In spite of the issues, Mrs. Love persevered. So after a prompt funeral and burial at the European cemetery on the outskirts of Addis Ababa, her wait began.
Flora Love finally received her son’s body on August 9, 1915, and he was buried in the South Lawn Cemetery.
The Rest of the Story
Sometimes research success stories come out of weeks and months of persistent, hard work. And sometimes the success drops out of the sky. This particular case presented a perfect storm of circumstances that contributed to the relatively huge amount of data I’ve found on Guy Robert Love.
First, Coshocton, Ohio had an incredible number of newspapers for a town its size. And it seems every issue of every paper ever printed there is available in one or another of the internet’s freebie databases.
Also, Love was a government official in a far-off, romantic locale.

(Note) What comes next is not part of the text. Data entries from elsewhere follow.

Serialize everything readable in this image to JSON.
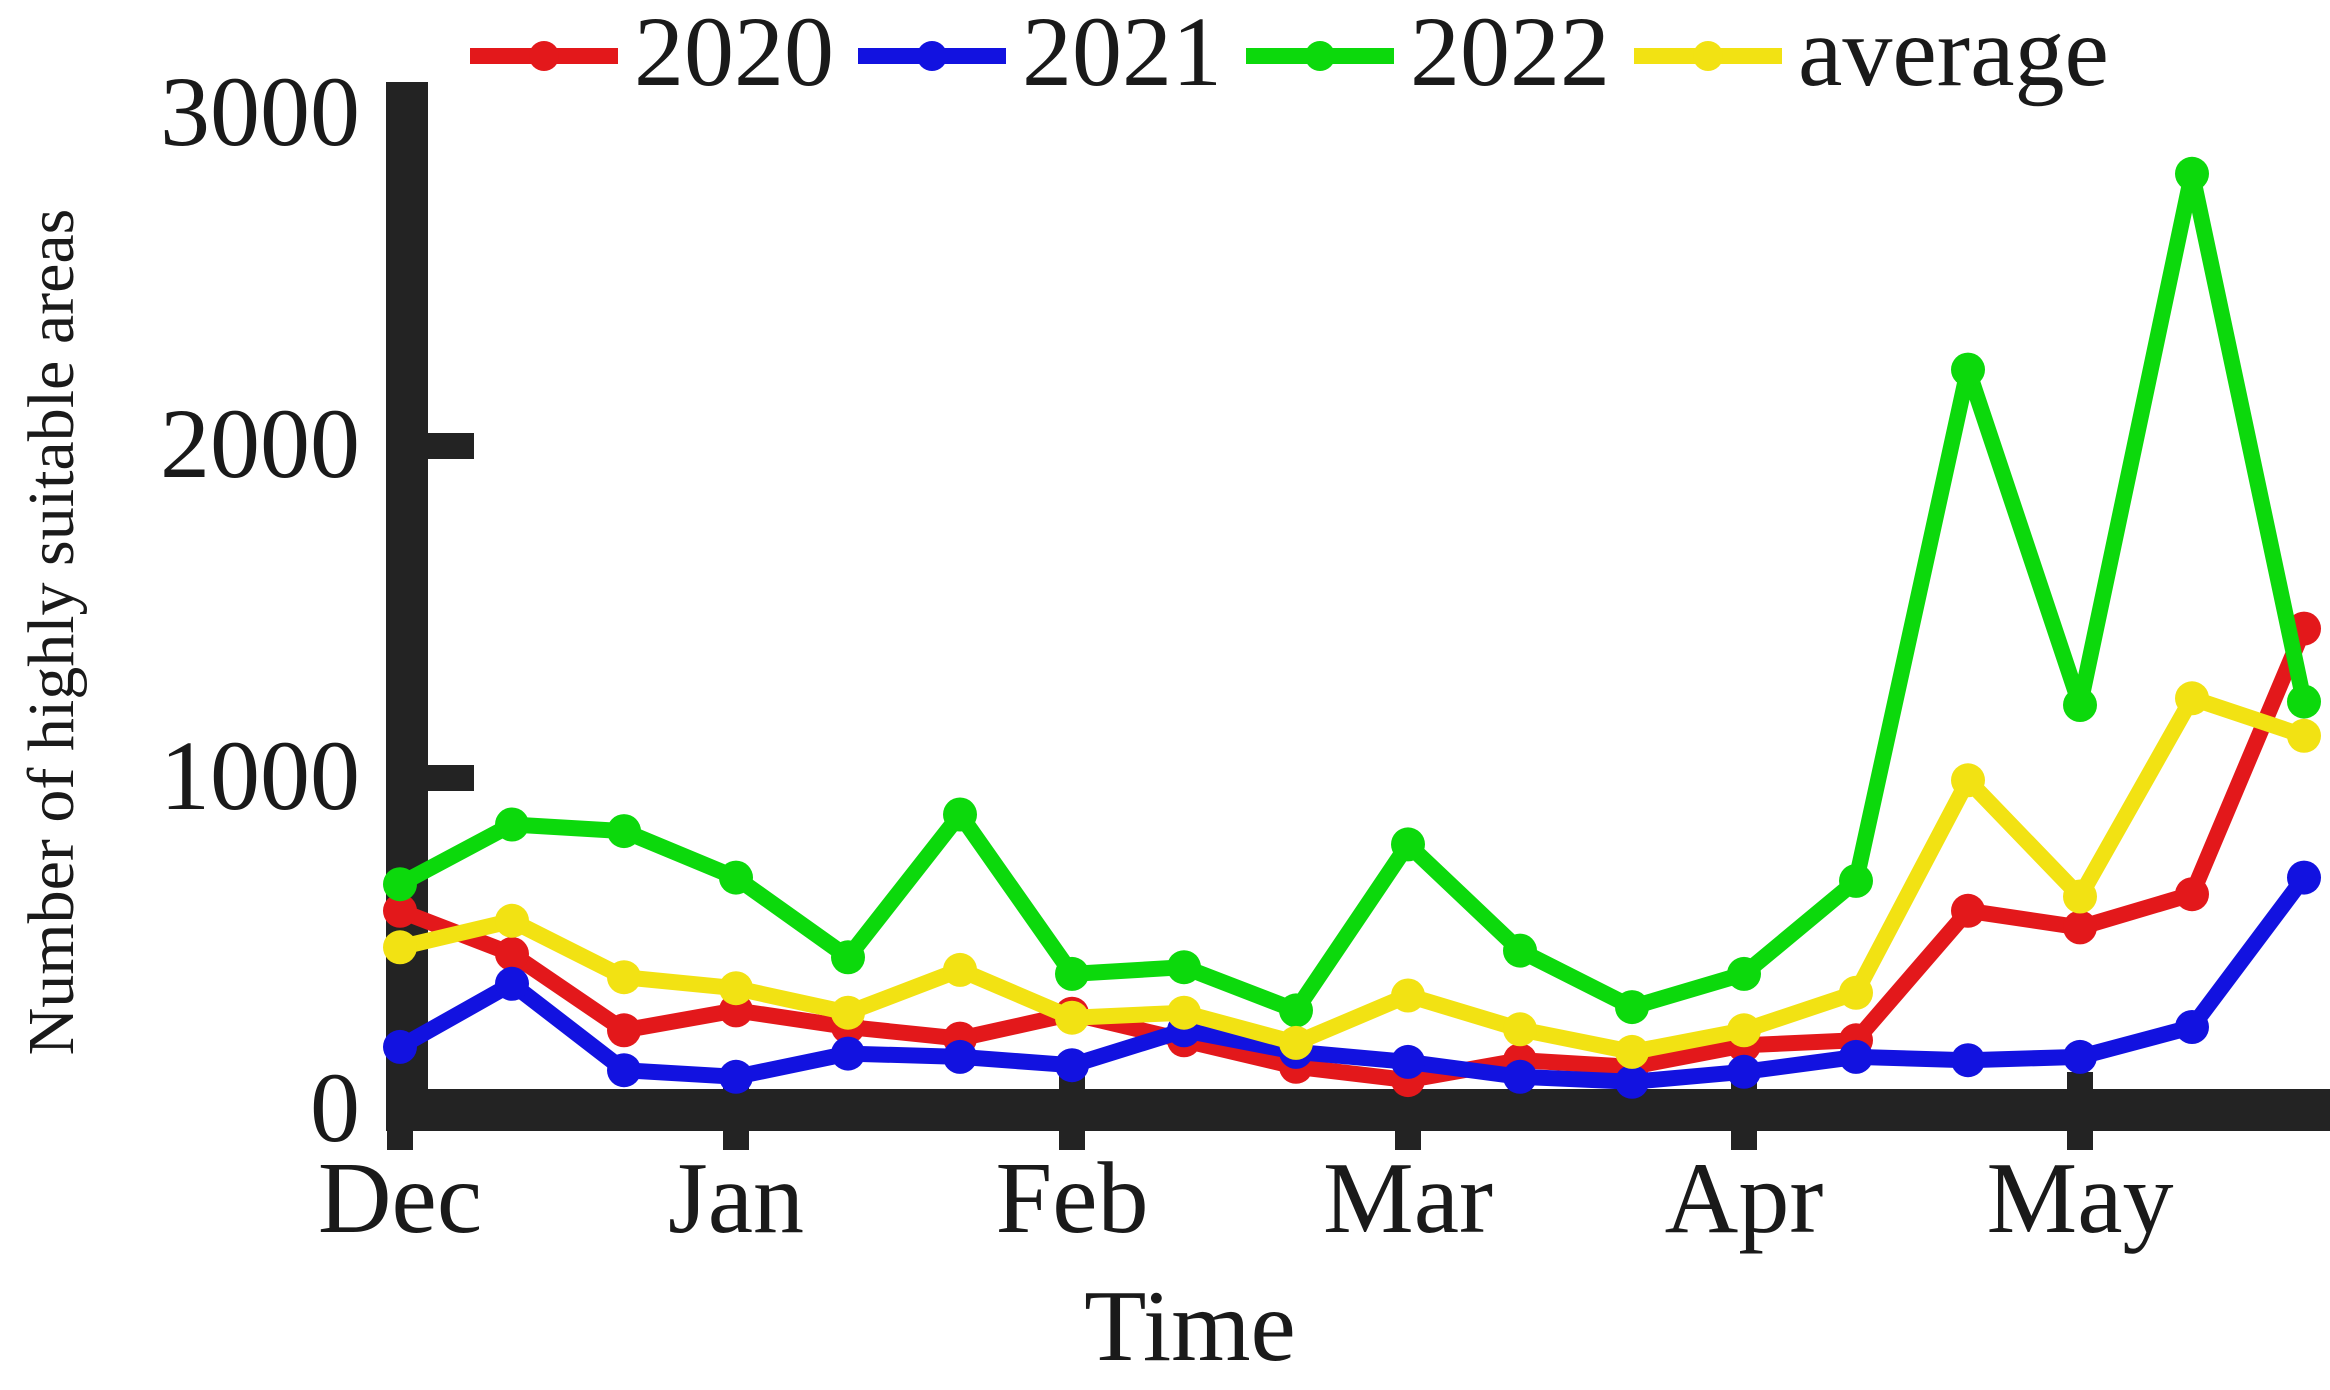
{
  "figure": {
    "background": "#ffffff",
    "text_color": "#1a1a1a",
    "axis_color": "#232323"
  },
  "chart_data": {
    "type": "line",
    "title": "",
    "xlabel": "Time",
    "ylabel": "Number of highly suitable areas",
    "ylim": [
      0,
      3000
    ],
    "yticks": [
      0,
      1000,
      2000,
      3000
    ],
    "ytick_labels": [
      "0",
      "1000",
      "2000",
      "3000"
    ],
    "x_tick_labels": [
      "Dec",
      "Jan",
      "Feb",
      "Mar",
      "Apr",
      "May"
    ],
    "points_per_month": 3,
    "n_points": 18,
    "grid": false,
    "legend_position": "top",
    "marker": "circle",
    "series": [
      {
        "name": "2020",
        "color": "#e3181b",
        "values": [
          600,
          470,
          240,
          300,
          250,
          215,
          290,
          210,
          130,
          90,
          150,
          130,
          195,
          210,
          600,
          550,
          650,
          1450
        ]
      },
      {
        "name": "2021",
        "color": "#1212e0",
        "values": [
          190,
          380,
          120,
          100,
          170,
          160,
          135,
          240,
          175,
          145,
          100,
          85,
          115,
          160,
          150,
          160,
          250,
          700
        ]
      },
      {
        "name": "2022",
        "color": "#0cd90c",
        "values": [
          680,
          860,
          840,
          700,
          460,
          890,
          410,
          430,
          300,
          800,
          480,
          310,
          410,
          690,
          2230,
          1220,
          2820,
          1230
        ]
      },
      {
        "name": "average",
        "color": "#f2e213",
        "values": [
          490,
          570,
          400,
          367,
          293,
          422,
          278,
          293,
          202,
          345,
          243,
          175,
          240,
          353,
          993,
          643,
          1240,
          1127
        ]
      }
    ]
  }
}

So his successes, his sudden death, and the drama surrounding his burial(s), made for great (and voluminous) small-town news copy.
And in a final flurry of research for this blog post, I discovered that archive.org happens to have the entire collection of yearbooks from the Baltimore College of Dental Surgery (which was later folded into the University of Maryland system).
But the capper was my receipt of an email inquiry from Ulf J. Lindahl, a Swede from Connecticut who is an expert on the subject of (wait for it…) Ethiopian Philately.
Lindahl had purchased a stack of Guy Love’s correspondence at auction and was writing an essay, “American Legation Mail from Ethiopia in 1911-13,” ultimately published in Menelik’s Journal of the Ethiopian Philatelic Society, Vol. 28, No. 4 (Oct-Dec 2012). I sent him the newspaper articles I had collected, and he sent me a copy of his journal article, including the horseback photo above.
Honest. I mean you really can’t make this stuff up!